Published: Jan 2, 2022

Old man angry at his tablet and two envelopes with “spam” written on them besides that man.

When I first used the internet regularly in 2006 (When I got a laptop), being a 10-year-old child, I did not understand how much of a bad idea it is to enter my email address on random websites.

The problem is not only do websites take advantage of your sign-up by emailing affiliate adverts to your inbox (under vague TOS to avoid officially being spam), but they also will sell your email address as part of a list to spammers.

This was before spam filters got good at filtering spam. They based spam filters on keywords, which were easy for spammers to bypass by simply adding a few dots or spaces to avoid detection.

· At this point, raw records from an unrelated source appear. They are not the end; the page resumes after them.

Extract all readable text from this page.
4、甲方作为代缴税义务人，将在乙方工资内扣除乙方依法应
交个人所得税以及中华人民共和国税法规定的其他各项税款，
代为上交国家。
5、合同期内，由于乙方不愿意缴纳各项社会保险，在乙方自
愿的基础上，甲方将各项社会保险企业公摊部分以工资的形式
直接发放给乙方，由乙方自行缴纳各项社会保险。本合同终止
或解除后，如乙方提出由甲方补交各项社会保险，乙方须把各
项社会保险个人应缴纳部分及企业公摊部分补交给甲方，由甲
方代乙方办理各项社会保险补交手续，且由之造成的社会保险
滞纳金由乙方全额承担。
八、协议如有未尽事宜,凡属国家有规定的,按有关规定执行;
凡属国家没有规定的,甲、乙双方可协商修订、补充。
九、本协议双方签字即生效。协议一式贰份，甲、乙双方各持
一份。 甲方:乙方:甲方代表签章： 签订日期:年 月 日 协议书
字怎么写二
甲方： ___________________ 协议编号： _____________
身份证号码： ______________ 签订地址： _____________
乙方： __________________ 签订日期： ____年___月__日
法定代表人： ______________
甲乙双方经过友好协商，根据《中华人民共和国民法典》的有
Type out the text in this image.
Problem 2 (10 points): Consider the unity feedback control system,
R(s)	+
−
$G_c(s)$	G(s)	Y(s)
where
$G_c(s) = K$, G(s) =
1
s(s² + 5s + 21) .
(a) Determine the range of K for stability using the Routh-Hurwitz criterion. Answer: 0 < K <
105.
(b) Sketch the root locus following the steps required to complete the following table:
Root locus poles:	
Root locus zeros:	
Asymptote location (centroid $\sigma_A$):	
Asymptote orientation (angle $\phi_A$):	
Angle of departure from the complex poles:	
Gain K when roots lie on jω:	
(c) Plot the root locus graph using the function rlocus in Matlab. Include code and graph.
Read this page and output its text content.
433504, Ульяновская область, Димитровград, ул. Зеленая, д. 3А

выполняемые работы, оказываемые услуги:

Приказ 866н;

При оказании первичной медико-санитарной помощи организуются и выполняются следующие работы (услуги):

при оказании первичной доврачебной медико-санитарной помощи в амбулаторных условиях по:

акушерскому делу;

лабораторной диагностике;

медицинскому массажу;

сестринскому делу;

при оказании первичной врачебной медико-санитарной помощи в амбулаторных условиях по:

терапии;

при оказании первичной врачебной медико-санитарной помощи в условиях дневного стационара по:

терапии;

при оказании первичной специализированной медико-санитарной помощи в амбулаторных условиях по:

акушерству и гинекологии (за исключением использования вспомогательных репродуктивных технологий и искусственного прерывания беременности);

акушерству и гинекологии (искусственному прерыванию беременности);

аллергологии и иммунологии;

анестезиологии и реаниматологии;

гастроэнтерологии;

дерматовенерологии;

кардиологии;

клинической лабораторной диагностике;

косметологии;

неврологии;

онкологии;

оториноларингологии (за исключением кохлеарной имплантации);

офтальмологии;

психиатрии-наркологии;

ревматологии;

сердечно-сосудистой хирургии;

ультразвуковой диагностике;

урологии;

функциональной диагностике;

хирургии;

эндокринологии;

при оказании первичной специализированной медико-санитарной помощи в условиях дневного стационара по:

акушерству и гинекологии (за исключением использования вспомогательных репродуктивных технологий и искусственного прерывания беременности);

For example, spammers trying to convince someone to take out a high-interest credit card would replace the word “VISA” with V I S A or V.I.S.A to avoid being listed as spam.

I reduced the amount of newsletters I was signing up for in a round 2012. However, the spam emails only were (mostly) stopped by updates to the email spam filters in more recent years. Removing the spam took literally weeks, as across two email addresses there were around 150,000 to 200,000 spam emails.

Recently, however, someone signed that old email address (mostly disused at this stage) up for a load of newsletters, that took hours to clean up and reveals that the GDPR has not stopped mainly European companies from illegally sharing email address lists. What a pain.